Last week, at a pretrial hearing at Guantanamo Bay Naval Base in Cuba for Abd al-Rahim al-Nashiri, a Saudi who is charged with being the mastermind of an attack on the USS Cole in 2000 at which 17 American sailors were killed, the psychologist in charge of interrogating Nashiri described in vivid detail both the modern and the medieval techniques of torture used upon him.
The psychologist was called as a defense witness in order to demonstrate to the court that a good deal of the evidence that prosecutors plan to introduce against Nashiri was obtained directly or indirectly through, or was tainted by, his torture and thus cannot lawfully be used at his trial.
Torture committed by government officials and their collaborators upon a person restrained by the government is a felony punishable by up to 20 years in a federal prison, and its fruits are inadmissible in all courts. For many years, the CIA documented torture through video tapes of its disguised agents and contractors torturing its captives so it would have a record of the events without the need for revealing a participant’s identity.
But the tapes of Nashiri’s torture were destroyed by either the chief CIA official in the United States in charge of all torture or his then-chief of staff. Hence the live testimony last week. That chief of staff would go on to become the director of the CIA, Gina Haspel, nicknamed by her colleagues “Bloody Gina.”
This column will spare the reader the gruesome and stomach-churning details of Nashiri’s torture, but for the one medieval procedure.
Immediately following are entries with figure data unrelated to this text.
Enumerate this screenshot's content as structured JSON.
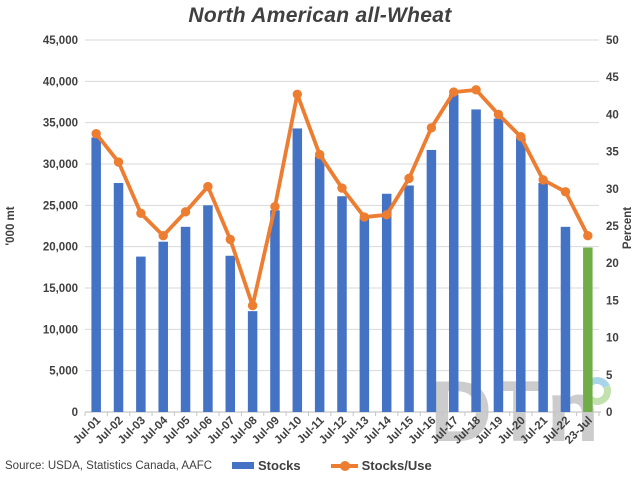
{
  "title": "North American all-Wheat",
  "source": "Source: USDA, Statistics Canada, AAFC",
  "legend": {
    "stocks_label": "Stocks",
    "stocks_use_label": "Stocks/Use"
  },
  "watermark": {
    "text": "DTn",
    "letters_color": "#cccccc",
    "ring_top_color": "#a9d5ea",
    "ring_bottom_color": "#c3e1af"
  },
  "colors": {
    "bar_blue": "#4472C4",
    "bar_green": "#70AD47",
    "line_orange": "#ED7D31",
    "grid": "#D9D9D9",
    "axis_line": "#C6C6C6",
    "text": "#404040"
  },
  "chart_data": {
    "type": "bar",
    "subtype": "bar+line-combo",
    "grid": true,
    "legend_position": "bottom",
    "categories": [
      "Jul-01",
      "Jul-02",
      "Jul-03",
      "Jul-04",
      "Jul-05",
      "Jul-06",
      "Jul-07",
      "Jul-08",
      "Jul-09",
      "Jul-10",
      "Jul-11",
      "Jul-12",
      "Jul-13",
      "Jul-14",
      "Jul-15",
      "Jul-16",
      "Jul-17",
      "Jul-18",
      "Jul-19",
      "Jul-20",
      "Jul-21",
      "Jul-22",
      "23-Jul"
    ],
    "series": [
      {
        "name": "Stocks",
        "type": "bar",
        "axis": "left",
        "color": "#4472C4",
        "highlight_last_color": "#70AD47",
        "values": [
          33200,
          27700,
          18800,
          20600,
          22400,
          25000,
          18900,
          12200,
          24400,
          34300,
          30900,
          26100,
          23400,
          26400,
          27400,
          31700,
          38400,
          36600,
          35500,
          33200,
          27700,
          22400,
          19900
        ]
      },
      {
        "name": "Stocks/Use",
        "type": "line",
        "axis": "right",
        "color": "#ED7D31",
        "values": [
          37.4,
          33.6,
          26.7,
          23.7,
          26.9,
          30.3,
          23.2,
          14.3,
          27.6,
          42.7,
          34.6,
          30.1,
          26.2,
          26.5,
          31.4,
          38.2,
          43.0,
          43.3,
          40.0,
          37.0,
          31.2,
          29.6,
          23.7
        ]
      }
    ],
    "left_axis": {
      "title": "'000 mt",
      "min": 0,
      "max": 45000,
      "step": 5000,
      "tick_labels": [
        "0",
        "5,000",
        "10,000",
        "15,000",
        "20,000",
        "25,000",
        "30,000",
        "35,000",
        "40,000",
        "45,000"
      ]
    },
    "right_axis": {
      "title": "Percent",
      "min": 0,
      "max": 50,
      "step": 5,
      "tick_labels": [
        "0",
        "5",
        "10",
        "15",
        "20",
        "25",
        "30",
        "35",
        "40",
        "45",
        "50"
      ]
    }
  }
}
What caught the eyes of those of us who monitor these events was the mention of the name of the CIA official under whose watch the torture occurred and who wrote detailed, graphic descriptions of it to her bosses in Langley, Virginia. That official is the same Gina Haspel. She was the head of the CIA station at Thailand in 2002, at which Nashiri was tortured, and she was the senior member of the torture team.
Nashiri’s torture went on for four months, at the end of which the interrogation team concluded that Nashiri was being truthful and essentially said the same things under torture as he told interrogators prior to torture. But Bloody Gina does not trust testimony unless it comes with great fear and pain.
In 2006, Nashiri was shipped from Thailand to Gitmo, where he was charged with capital murder. His trial has not yet commenced. The testimony last week was one of many pretrial hearings ordered by military trial judges.
Nashiri, who has the same speedy trial rights as anyone being prosecuted by the U.S. government, has been waiting for his trial for 14 years. He is on his second team of military and civilian defense lawyers. His first team quit when they discovered that their communications with their client had been secretly listened to and recorded by federal agents.
Most judges would have dismissed the charges against the defendant for such criminal behavior by the government. But at Gitmo, where the judge and the prosecutors have the same boss — the Secretary of Defense — the niceties of due process are sometimes watered down.
The significance of Bloody Gina’s personal supervision of this torture cannot be gainsaid. It is the first time we have learned from a witness under oath that CIA torture was approved and supervised at the highest CIA levels. It is also the first time we have learned that a CIA director, earlier in her career, committed federal crimes, as each torture session is a separate felony.
We also learned that Bloody Gina may be an amateur historian. In the late 1400s, when the Medici in Florence had been deposed by a mad monk named Girolamo Savonarola, he instituted aggressive torture for those accused secretly of sins of the flesh, looking for their public confessions and the identities of their sexual partners.
He, like Bloody Gina, refused to accept testimony from a detained person unless it was obtained under torture. And he, like Bloody Gina, instituted a novel torture technique of hanging a victim by his arms secured behind his back so as to induce excruciating shoulder dislocation.
Those of us who believe that the Constitution means what it says have argued that attackers of U.S. military personnel who are not in combat pursuant to a congressional declaration of war should be tried in federal court and accorded constitutional protection from the government’s torturers. Had that been done, Nashiri’s case and all others at Gitmo would have been completed years ago, and the government would not be spending $500 million a year there while it continues to trash the Constitution.
I was surprised to learn that one of the torturers admitted to these crimes and implicated Bloody Gina. Torture by government officials — no matter their goal — is the most tyrannical government overreach imaginable. It presumes that there are no natural rights or moral standards; it utterly negates the personhood of the victim; it reveals that there are no limits to what the government can do and get away with. It is expressly prohibited by the Constitution and federal law.
Bloody Gina and her team of torturers may feel safe from American prosecutors, as the Nashiri tortures took place well outside of the statute of limitations — but not from all prosecutors. The International Criminal Court in The Hague claims jurisdiction over the entire globe, and Thailand — the place of Nashiri’s torture — is a signatory to the treaty that established the court. The ICC characterizes torture as a war crime that has no statute of limitations and recognizes no executive pardons.
When the Medici returned to power after a popular uprising deposed Savonarola, he was tortured by his own torturers before he was hanged for heresy. Torture is government without limits. Only limited government respects persons.